(568d) Solving General Mixed Integer Bilevel Linear Programs (MIBLP): A Decomposition Algorithm | AIChE

(568d) Solving General Mixed Integer Bilevel Linear Programs (MIBLP): A Decomposition Algorithm

Authors 

You, F. - Presenter, Northwestern University
Yue, D. - Presenter, Northwestern University

In spite of the fact that a wide range of applications fit the bilevel programming framework, real-world implementations of bilevel programming are still relatively scarce. This is mainly due to the lack of efficient algorithms for solving bilevel programming problems. The complexity of bilevel optimization lies in the property that the constraint region of the upper-level program is partially determined by the solutions to another optimization problem. Therefore, bilevel optimization problems are typically formulated as a lower-level program embedded in an upper-level program. In this work, we propose a novel algorithm for solving mixed-integer bilevel linear programming (MIBLP) problems, which is a class of bilevel programming problems. MIBLP is intrinsically difficult to solve because 1) the bilevel feasible region can be non-convex and disconnected; 2) the supremum (infimum) can be unattainable; and 3) removing the integrality constraints does not necessarily provide a valid relaxation of the original MIBLP problem . Relevant literature also includes studies on mixed-integer bilevel nonlinear programming (MIBNLP) problems.

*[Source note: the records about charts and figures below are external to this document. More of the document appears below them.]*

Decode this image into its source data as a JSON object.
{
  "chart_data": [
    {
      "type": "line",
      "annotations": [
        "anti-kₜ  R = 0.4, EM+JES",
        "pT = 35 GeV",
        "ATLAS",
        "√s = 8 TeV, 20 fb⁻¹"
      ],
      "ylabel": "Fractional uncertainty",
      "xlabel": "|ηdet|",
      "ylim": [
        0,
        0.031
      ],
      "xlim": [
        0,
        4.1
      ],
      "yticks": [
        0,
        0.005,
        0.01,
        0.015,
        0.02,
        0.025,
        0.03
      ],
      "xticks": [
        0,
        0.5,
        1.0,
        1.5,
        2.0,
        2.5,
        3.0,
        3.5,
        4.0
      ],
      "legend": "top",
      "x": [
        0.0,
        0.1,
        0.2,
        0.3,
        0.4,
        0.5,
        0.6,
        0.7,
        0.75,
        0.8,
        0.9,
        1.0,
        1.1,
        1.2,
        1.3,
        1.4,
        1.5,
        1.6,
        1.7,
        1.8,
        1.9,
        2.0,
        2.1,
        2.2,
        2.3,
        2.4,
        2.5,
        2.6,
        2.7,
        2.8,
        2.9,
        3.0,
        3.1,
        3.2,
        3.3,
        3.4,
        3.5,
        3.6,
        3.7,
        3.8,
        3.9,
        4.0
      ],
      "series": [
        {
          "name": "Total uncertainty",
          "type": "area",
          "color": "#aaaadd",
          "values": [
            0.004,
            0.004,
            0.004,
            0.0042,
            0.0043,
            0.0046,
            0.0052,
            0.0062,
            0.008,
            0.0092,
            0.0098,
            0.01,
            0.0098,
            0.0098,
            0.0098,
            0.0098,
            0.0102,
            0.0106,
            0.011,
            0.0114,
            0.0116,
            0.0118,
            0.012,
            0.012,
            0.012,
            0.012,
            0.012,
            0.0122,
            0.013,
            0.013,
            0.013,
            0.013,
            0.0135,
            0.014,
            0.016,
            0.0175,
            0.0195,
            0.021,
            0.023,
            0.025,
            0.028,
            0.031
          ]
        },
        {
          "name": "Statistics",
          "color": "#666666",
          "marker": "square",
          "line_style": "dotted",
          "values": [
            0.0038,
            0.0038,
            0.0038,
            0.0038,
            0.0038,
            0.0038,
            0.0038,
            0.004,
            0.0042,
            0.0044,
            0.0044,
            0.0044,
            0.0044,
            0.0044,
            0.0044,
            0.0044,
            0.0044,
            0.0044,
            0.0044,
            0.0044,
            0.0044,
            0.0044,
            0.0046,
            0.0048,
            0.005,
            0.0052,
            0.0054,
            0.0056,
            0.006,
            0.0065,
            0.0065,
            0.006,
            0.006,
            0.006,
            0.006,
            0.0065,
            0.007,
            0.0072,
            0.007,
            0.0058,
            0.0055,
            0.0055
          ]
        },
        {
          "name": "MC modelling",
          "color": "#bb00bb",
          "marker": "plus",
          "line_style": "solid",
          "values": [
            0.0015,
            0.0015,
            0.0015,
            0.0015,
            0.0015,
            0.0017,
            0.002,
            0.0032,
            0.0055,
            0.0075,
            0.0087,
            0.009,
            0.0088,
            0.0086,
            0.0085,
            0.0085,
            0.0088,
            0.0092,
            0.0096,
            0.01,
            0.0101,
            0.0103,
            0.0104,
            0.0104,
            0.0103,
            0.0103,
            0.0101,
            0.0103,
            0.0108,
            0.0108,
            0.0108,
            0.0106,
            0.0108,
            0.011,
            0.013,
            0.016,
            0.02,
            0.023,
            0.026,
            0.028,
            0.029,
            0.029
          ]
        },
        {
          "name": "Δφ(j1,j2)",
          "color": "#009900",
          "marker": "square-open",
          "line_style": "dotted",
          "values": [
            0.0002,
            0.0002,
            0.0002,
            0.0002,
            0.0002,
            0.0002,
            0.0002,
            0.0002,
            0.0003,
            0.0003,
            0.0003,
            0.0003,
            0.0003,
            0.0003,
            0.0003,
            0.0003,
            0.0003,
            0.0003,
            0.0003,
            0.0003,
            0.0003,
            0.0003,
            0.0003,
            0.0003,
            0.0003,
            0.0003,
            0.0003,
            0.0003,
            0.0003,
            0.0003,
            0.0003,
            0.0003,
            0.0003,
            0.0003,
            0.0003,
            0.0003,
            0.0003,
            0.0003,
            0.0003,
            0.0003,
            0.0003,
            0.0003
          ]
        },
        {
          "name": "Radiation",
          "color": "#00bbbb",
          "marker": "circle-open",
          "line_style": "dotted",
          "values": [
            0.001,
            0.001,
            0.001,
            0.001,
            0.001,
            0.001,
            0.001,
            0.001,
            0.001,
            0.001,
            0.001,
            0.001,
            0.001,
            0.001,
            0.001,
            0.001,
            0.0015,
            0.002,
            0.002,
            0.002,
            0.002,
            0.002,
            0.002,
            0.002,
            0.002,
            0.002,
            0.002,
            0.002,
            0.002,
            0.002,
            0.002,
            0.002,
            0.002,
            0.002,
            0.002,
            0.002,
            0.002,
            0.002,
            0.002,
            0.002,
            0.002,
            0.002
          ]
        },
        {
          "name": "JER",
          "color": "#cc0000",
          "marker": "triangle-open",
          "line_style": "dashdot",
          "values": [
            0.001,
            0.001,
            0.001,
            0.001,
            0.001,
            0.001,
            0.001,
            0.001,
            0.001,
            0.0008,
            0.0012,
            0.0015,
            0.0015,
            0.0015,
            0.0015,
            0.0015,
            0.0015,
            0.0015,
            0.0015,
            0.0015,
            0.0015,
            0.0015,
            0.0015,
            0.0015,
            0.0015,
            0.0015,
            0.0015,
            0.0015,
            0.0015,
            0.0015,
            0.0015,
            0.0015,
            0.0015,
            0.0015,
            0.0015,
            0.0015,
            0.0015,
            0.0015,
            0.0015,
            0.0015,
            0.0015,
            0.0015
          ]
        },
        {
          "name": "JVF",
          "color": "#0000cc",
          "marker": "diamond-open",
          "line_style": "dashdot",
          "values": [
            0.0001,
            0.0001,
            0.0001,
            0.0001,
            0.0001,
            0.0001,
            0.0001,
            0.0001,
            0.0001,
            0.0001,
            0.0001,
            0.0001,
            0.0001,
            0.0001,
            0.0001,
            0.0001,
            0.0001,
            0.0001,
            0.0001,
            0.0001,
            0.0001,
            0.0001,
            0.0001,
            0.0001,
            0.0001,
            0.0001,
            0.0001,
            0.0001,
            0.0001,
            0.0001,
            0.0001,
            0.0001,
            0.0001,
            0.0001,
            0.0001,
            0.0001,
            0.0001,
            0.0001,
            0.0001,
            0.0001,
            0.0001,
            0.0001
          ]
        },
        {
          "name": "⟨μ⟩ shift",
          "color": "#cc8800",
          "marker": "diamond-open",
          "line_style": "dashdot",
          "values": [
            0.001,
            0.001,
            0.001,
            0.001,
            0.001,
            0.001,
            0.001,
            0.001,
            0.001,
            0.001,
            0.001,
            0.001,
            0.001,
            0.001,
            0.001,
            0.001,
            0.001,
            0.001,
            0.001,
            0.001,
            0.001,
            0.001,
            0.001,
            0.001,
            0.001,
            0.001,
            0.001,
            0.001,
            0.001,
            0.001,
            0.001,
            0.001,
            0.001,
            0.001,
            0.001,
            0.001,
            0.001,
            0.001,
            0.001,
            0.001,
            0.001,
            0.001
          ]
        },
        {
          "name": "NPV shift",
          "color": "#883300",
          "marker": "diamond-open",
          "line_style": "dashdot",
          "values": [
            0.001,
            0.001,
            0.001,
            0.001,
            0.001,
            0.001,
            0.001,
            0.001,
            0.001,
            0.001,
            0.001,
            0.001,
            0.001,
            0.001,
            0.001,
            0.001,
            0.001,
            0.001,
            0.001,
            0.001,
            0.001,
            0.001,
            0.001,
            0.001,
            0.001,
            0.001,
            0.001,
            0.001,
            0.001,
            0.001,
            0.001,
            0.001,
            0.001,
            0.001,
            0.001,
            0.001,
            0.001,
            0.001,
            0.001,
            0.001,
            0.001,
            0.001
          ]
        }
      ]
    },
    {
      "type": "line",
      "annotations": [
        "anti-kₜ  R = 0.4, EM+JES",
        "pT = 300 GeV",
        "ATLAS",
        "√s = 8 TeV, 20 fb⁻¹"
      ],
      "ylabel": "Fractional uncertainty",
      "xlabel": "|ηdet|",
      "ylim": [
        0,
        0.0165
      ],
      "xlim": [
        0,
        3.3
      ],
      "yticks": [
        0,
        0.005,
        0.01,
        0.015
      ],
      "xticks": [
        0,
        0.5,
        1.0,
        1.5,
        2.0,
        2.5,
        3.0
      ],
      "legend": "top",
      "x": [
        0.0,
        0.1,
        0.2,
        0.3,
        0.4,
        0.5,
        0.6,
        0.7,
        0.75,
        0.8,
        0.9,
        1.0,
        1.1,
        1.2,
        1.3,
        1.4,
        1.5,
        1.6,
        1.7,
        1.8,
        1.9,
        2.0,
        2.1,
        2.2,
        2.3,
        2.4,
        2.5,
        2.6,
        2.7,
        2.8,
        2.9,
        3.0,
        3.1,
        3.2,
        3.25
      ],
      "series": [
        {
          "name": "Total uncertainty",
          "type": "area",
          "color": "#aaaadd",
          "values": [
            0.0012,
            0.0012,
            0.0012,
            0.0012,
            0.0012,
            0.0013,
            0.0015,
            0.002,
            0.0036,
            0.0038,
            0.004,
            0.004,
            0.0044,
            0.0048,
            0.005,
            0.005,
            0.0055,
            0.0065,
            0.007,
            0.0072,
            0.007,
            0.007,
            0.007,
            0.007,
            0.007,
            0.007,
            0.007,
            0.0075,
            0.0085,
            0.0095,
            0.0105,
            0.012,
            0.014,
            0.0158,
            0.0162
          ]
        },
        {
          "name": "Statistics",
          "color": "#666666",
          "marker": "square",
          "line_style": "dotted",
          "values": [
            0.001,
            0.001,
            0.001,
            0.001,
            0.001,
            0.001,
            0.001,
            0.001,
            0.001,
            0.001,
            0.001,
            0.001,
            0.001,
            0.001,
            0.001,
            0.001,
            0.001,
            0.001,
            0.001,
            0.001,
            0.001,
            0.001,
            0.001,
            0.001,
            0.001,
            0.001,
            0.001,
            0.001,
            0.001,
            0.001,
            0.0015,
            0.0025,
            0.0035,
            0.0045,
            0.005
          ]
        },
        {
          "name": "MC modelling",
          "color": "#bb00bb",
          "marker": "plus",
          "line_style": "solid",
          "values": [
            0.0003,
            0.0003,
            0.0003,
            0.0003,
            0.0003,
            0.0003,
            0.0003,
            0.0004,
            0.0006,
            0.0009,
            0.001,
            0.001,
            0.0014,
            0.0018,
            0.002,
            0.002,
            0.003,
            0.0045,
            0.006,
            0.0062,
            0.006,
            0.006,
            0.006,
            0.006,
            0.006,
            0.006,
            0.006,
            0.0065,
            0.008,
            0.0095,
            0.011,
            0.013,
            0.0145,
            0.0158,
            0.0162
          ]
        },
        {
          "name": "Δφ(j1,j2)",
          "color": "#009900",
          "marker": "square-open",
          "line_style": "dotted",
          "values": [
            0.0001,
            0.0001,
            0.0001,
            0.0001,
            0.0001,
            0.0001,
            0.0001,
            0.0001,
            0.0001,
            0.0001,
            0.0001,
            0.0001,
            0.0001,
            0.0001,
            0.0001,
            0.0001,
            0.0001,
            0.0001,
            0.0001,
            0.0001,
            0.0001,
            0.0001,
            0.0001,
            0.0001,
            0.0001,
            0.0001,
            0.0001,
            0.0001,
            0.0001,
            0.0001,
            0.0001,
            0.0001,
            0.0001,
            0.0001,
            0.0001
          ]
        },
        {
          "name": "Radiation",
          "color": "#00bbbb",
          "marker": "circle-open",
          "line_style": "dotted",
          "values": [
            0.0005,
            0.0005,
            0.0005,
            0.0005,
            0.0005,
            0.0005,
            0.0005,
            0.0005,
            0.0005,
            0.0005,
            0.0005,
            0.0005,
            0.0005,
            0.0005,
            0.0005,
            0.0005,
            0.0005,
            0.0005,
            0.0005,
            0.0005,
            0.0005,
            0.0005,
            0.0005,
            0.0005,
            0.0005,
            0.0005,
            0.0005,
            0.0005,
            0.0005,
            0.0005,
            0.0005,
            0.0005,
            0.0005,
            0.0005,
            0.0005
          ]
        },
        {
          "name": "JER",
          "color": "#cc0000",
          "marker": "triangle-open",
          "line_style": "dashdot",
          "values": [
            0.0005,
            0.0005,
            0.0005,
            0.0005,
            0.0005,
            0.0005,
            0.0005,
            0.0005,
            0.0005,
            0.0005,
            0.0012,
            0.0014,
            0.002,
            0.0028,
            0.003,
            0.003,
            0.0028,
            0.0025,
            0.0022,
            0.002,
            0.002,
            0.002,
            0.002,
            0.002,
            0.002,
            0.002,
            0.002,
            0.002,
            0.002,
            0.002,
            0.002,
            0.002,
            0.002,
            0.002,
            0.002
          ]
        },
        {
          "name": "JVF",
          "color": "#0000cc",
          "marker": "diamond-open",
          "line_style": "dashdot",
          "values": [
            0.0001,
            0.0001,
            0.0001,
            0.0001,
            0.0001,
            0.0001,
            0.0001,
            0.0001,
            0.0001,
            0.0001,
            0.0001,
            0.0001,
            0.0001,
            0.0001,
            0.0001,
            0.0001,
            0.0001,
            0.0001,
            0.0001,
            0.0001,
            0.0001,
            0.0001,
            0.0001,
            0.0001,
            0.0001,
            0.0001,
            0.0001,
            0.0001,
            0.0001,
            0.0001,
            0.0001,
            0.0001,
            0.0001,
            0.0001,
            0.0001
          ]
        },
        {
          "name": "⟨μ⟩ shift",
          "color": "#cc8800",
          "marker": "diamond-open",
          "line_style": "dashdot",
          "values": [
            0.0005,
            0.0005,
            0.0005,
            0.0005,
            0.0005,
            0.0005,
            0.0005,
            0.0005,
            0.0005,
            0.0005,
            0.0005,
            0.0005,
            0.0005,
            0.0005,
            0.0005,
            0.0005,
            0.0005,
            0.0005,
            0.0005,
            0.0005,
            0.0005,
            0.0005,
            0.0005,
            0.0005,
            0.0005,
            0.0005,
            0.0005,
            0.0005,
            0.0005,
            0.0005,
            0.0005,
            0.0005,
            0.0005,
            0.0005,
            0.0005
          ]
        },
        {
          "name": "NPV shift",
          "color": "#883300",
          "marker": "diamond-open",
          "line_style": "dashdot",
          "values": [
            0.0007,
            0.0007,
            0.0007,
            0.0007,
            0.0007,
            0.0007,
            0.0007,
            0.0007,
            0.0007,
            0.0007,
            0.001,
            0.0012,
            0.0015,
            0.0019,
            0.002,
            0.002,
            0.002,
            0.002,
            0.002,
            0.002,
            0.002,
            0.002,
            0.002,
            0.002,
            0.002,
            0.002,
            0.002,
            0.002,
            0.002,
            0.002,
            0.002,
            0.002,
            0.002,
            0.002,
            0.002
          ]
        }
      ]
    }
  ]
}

To the best of our knowledge, existing algorithms for MIBLPs are either subject to several simplifying assumptions or designated to special classes of MIBLP problems. The algorithm proposed in this work is the first practical algorithm that deals with the most general form of MIBLPs. The development of our algorithm involves two major steps: reformulation and decomposition. An iterative solution procedure is proposed that converges to the global optimal solution in finite iterations. Detailed solution procedures are presented for solving two classical literature examples. We propose 50 randomly-generated numerical instances. The computational results show that the proposed algorithm can MIBLP problems within reasonable computational times with up to 100 upper-level continuous variables, 100 upper-level binary variables, 100 lower-level continuous variables, 100 lower-level binary variables, 80 upper-level constraints, and 80 lower-level constraints. To demonstrate a real-world application, we further apply the algorithm to a hierarchical supply chain planning problem, formulated as an MIBLP. A total of 35 case instances are proposed with varying numbers of plants and products. Computational results show that the proposed algorithm can solve these MIBLP problems within reasonable computational times with up to 12 upper-level continuous variables, 12 upper-level binary variables, 144 lower-level continuous variables, 144 lower-level binary variables, 13 upper-level constraints, and 180 lower-level constraints.